The Reviewing Board’s holding that only a federal court can decide whether a party has immunity under the FSIA seems to be an obvious mistake. The FSIA confers original but not exclusive jurisdiction on the US District Courts. As the Supreme Court said in Verliniden B.V. v. Central Bank of Nigeria, 461 U.S. 480 (1983), the statute “expressly provides that its standards control in the courts of the United States and of the States … and thus clearly contemplates that such suits may be brought in either federal or state courts.” While the Trust Fund is right to say that one of the purposes of the FSIA is to take decisions about sovereign immunity out of the hands of the executive and put them in the hands of the judiciary, that doesn’t mean that an administrative law judge, whose decisions are subject to judicial review, can’t address such issues. Rather, the point of the FSIA was to take such decisions out of the hands of the State Department, where they were sometimes made on political or diplomatic grounds rather than on legal grounds.
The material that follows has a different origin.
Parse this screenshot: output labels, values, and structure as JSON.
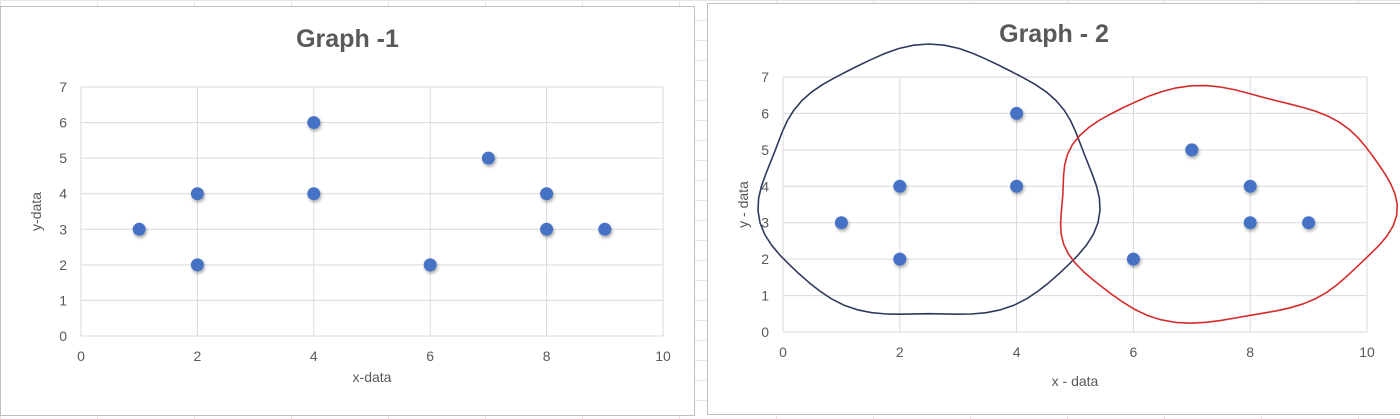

The Board’s decision that the Consulate was not required to comply with Massachusetts’s workers’ compensation scheme because it had immunity under the FSIA also seems like an obvious mistake, and indeed, like a non sequitur. The FSIA provides the rules for immunity from suit, that is, immunity from the United States’s jurisdiction to adjudicate. It says nothing about a foreign state’s immunity from the United States’s jurisdiction to prescribe. Except in cases involving diplomatic or consular immunity (which the Trust Fund, wisely, has not argued), “[a] state is not immune from the jurisdiction to prescribe of another state.” Restatement (Third) of the Foreign Relations Law of the United States § 461. This was the issue I noted in Flaherty v. Royal Caribbean a few days ago.

The closest the Trust Fund comes to a sound argument is its claim that the Consulate was not within the personal jurisdiction of the Commonwealth (an odd phrase, which I read to mean “within the personal jurisdiction of a court of the Commonwealth”) because in the circumstances of the case it has foreign sovereign immunity under the FSIA. The issue here is whether the commercial activity exception to FSIA immunity applies.

On this point, I think Ms. Merlini has very strong arguments. Just to summarize the conclusion, I believe the law is clear in cases such as this, where the employee is not a national of the state whose government employs her and where her job could not possibly be categorized as public, governmental, or supervisory. In such cases, the foreign consulate is, in essence, acting as a private employer and is not immune from suits based on that employment, which is a commercial activity in the United States. But we will see.

Update (6/30/2106): Unfortunately, the Appeals Court, in a non-precedential decision, affirmed the decision of the Reviewing Board. Its decision rests entirely on the third point—the Trust Fund’s claim that Ms. Merlini was entitled to benefits under a Canadian statute. I believe the court’s decision is substantively incorrect, but the issue of Canadian law was clearly the closest issue in the case. The court did not reach the interesting questions of sovereign immunity. I’m not going to discuss possible next steps here for obvious reasons, but if there are further developments I will let you know.